Polish historian and literary critic (1931–2009)

Jan Błoński (15 January 1931 - 10 February 2009) was a Polish historian, literary critic, publicist and translator. He was a leading representative of the Kraków school of literary criticism, which wielded significant influence in postwar Poland.

Professor of the Jagiellonian University, Błoński was habilitated there for the work entitled Mikołaj Sęp Szarzyński and the beginnings of the Polish Baroque. He was the literary editor for the publication of Witold Gombrowicz's collected works in 1986–88 through Wydawnictwo Literackie. He was also the Fellow of Collegium Invisibile. In 1996–2001 he served as juror for the Nike Literary Award.

==Biography==
Jan Błoński was born in Warsaw in 1931, the son of Józef Błoński and Jadwiga née Lewandowska. During the occupation of Poland by Nazi Germany, Błoński witnessed the liquidation of the Warsaw Ghetto in 1942; a Jewish boy who had escaped ran into him on the street, but he didn't help. This episode of passive complicity will breed a deep sense of guilt for years and inspire "Biedni Polacy patrzą na getto" (the Poor Poles look at the Ghetto; 1987), which remains among his most renowned publications. His book would pioneer the idea that Polish people had acted as observers and therefore "shared responsibility", igniting a very controversial debate. Błoński finished his studies in Polonistics at the Jagiellonian University in 1952 during the Stalinist era in Poland.
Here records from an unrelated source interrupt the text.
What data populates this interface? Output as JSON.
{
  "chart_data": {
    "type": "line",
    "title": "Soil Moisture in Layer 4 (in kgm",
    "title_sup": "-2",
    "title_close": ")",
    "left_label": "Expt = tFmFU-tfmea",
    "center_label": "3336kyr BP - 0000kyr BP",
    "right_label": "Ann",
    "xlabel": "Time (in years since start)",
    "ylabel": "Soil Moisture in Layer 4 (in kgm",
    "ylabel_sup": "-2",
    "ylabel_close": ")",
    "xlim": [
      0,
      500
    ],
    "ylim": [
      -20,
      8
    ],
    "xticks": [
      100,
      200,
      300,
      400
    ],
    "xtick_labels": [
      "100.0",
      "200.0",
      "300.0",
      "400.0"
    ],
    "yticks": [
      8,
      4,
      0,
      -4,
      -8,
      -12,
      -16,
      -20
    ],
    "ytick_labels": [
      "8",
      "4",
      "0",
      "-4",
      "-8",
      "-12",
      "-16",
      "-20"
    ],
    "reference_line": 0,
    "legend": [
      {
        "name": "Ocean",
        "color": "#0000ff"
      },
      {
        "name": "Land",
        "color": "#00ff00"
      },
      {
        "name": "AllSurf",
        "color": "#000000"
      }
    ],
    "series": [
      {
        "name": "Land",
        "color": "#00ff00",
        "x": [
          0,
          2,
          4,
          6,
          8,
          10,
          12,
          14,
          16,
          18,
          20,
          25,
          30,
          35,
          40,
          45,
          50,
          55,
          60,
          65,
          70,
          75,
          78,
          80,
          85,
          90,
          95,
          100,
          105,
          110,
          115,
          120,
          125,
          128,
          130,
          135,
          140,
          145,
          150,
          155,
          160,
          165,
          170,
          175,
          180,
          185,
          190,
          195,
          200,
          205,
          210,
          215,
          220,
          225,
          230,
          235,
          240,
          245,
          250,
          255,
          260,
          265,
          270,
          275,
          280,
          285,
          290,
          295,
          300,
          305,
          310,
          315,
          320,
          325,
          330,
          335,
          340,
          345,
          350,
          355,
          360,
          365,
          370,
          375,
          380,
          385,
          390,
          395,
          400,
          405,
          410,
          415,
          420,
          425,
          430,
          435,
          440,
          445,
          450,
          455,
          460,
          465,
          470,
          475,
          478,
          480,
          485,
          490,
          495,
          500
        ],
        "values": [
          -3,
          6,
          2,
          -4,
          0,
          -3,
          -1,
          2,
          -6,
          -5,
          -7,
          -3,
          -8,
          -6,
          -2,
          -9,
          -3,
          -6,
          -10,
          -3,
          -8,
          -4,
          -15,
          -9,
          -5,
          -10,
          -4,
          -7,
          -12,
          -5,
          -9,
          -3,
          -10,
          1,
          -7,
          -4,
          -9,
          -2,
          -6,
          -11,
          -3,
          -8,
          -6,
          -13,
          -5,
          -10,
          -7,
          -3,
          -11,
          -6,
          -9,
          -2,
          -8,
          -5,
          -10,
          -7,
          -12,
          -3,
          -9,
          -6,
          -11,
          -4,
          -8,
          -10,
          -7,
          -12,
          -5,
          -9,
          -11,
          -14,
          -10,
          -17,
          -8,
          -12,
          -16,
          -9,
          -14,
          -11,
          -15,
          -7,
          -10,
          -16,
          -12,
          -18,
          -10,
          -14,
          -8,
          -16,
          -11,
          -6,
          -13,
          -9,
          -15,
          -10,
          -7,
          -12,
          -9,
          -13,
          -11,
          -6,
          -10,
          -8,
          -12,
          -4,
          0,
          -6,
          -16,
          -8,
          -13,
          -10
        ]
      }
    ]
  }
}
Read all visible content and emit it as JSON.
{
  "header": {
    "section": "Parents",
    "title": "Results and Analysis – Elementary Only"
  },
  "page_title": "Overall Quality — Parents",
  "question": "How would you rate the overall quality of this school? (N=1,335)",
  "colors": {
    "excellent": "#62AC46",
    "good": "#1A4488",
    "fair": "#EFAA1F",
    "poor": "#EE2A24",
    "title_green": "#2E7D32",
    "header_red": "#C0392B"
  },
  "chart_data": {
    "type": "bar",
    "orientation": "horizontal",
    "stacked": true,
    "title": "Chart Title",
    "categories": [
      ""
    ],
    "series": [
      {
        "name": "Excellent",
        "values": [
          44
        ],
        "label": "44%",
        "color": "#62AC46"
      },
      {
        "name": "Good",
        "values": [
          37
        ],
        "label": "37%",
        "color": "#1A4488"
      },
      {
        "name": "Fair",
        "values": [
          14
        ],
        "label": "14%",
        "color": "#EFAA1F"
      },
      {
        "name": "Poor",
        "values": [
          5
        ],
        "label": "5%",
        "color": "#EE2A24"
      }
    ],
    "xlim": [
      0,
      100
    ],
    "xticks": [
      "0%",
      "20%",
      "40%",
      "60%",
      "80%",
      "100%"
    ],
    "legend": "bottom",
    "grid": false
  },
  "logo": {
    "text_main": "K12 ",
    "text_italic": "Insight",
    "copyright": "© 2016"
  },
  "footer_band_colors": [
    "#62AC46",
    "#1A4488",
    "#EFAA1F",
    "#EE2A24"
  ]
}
Błoński obtained a position with the Institute of Literary Studies of the Polish Academy of Sciences in 1959–62 (after the Polish October). From 1970 he was employed at the Jagiellonian University. He was a vice-rector for didactic affairs (1981–84), director of the Institute of Polish Studies (1988–91), director of the Department of the Theatre (1977–1980) and the Department of the 20th Century Polish Literature (1995–97). As professor, he also lectured Polish literature at the University of Sorbonne, the University of Clermont-Ferrand and the Paris University IV. He died on 10 February 2009 in Kraków.

== Awards ==
In 1968 he received Kościelski Award. In 1981 he received Kazimierz Wyka Award. In November 1995 he was awarded the Kraków Book of the Month Award for Wszystkie sztuki Sławomira Mrożka, the collected works of Sławomir Mrożek, his long-time friend from the Stalinist period.